Some women develop symptoms during pregnancy, and it can be difficult to determine whether they are due to normal physiological changes or cardiovascular disease (Table 60.3).

Blood pressure measured after 20 weeks gestation should be assessed in the left lateral position or sitting up to avoid supine hypotensive syndrome where blood pressure falls due to reduced venous return to the heart due to uterine compression of the inferior vena cava. Murmurs develop in nearly all women during pregnancy. They are usually soft, mid-systolic and heard at the mid to upper left sternal border and are secondary to increased blood flow. A continuous bruit resulting from increased blood flow to the breasts, the ‘mammary soufflé’, can also be commonly heard.

Catecholamine levels rise, blood loss to a variable degree is almost inevitable, and post-labour, a large volume of extravascular fluid is mobilised by the contracting uterus. This acts as an autotransfusion to attenuate the hypovolaemia caused by the blood loss. During uterine contractions, systolic blood pressure increases 15–25 %, and diastolic blood pressure increases 10–15 %. Cardiac output increases during stage 2 (delivery of the baby) and further still after delivery due to autotransfusion from the contracting uterus [24]. The majority of cardiovascular adaptations of pregnancy resolve by 6 weeks.

There can be an increased tendency to arrhythmia due to increased sympathetic drive leading to tachyarrhythmias and Valsalva manoeuvres (e.g. bearing down and straining) leading to bradyarrhythmias. Blood loss and/or vasodilation due to regional anaesthesia or analgesia can lead to hypovolaemia and hypotension. Autotransfusion from the contracting uterus (postpartum), delivery drugs causing vasoconstriction (see drugs below) and aggressive fluid resuscitation can precipitate pulmonary oedema and acute heart failure.

Spontaneous labour is appropriate for most women with cardiac conditions. Complex cardiac conditions or those requiring anticoagulation sometimes need elective delivery.

Vaginal delivery is associated with reduced blood loss and risk of infection compared to caesarean section and is usually recommended. After delivery, slow oxytocin infusion can prevent postpartum haemorrhage.

Caesarean section is usually indicated for obstetric rather than cardiologic reasons; however, it should be considered for those on oral anticoagulants in preterm labour, patients with Marfan syndrome and dilated aortic roots, those with aortic dissections and those with acute heart failure [10].

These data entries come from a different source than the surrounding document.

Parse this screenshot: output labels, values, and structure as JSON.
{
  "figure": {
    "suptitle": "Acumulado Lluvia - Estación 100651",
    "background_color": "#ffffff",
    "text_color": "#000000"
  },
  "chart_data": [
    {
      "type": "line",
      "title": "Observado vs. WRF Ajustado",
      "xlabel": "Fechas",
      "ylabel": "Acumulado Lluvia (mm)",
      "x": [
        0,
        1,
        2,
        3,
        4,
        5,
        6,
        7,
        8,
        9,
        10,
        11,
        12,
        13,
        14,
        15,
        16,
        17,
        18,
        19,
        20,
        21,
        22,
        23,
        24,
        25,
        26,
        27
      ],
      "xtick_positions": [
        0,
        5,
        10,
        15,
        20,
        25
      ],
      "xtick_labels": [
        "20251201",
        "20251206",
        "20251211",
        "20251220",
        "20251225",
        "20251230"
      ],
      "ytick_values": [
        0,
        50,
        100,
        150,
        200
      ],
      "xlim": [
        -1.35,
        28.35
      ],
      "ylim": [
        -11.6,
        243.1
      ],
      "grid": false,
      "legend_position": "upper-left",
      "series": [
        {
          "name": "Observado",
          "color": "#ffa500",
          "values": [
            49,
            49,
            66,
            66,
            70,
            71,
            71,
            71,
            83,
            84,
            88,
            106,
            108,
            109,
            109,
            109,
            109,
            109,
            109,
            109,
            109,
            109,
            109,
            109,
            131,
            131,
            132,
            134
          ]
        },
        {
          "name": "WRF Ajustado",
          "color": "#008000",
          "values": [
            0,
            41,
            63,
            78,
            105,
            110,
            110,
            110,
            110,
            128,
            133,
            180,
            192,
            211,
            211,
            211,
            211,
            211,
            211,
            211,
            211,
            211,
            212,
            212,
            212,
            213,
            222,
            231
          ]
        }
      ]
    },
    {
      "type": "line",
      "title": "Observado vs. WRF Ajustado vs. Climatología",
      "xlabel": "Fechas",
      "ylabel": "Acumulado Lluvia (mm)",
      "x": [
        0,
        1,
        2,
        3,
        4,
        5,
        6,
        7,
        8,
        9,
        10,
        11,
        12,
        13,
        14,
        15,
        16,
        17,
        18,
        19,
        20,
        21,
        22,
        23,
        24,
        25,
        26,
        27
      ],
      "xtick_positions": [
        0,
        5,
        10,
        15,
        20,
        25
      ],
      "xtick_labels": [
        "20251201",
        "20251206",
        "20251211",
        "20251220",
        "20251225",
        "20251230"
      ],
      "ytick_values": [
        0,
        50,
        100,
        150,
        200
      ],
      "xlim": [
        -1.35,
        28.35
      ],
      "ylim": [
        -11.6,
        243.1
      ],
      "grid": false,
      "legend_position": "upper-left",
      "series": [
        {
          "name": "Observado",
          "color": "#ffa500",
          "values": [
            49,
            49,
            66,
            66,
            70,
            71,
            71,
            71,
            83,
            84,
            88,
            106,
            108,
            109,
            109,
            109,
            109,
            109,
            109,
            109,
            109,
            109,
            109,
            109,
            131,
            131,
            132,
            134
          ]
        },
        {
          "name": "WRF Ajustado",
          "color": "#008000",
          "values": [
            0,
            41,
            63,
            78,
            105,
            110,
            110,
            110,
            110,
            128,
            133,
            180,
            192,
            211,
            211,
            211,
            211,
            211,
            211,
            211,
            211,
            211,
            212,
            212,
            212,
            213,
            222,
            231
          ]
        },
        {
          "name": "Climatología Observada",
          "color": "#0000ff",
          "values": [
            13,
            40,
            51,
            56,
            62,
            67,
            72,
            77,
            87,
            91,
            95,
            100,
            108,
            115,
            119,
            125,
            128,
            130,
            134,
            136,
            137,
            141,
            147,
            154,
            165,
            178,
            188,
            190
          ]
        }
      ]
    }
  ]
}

These can be effective analgesia and reduce sympathetic drive. Effective regional anaesthesia also reduces the tendency and therefore the haemodynamic effects of pushing. However, it can reduce systemic vascular resistance and blood pressure which can be dangerous in those with obstructive lesions (such as HCM and aortic stenosis).

Maternal deaths due to CHD are increasing in the developed world. Pregnancy raises the risk of CHD by three- to fourfold. The risk of CHD is 30 times greater for a pregnant woman over 40 than for a pregnant woman under 20. Previously undiagnosed CHD usually presents in the third trimester. All pregnant women assessed with chest pain should have an ECG. Maternal mortality from acute MI can be up to 7 %. All those who died from CHD reported in the most recent CMACE report [4] had identifiable risk factors. Where stenting is required, bare-metal stents are recommended. The majority of literature on stenting during pregnancy reports the use of bare-metal stents, and the risk of drug-eluting stents is unknown; use of bare-metal stents also allows a potentially shorter duration of dual anti-platelet therapy which if continued is a significant risk factor for haemorrhage during delivery [10] (Chap.​ 21).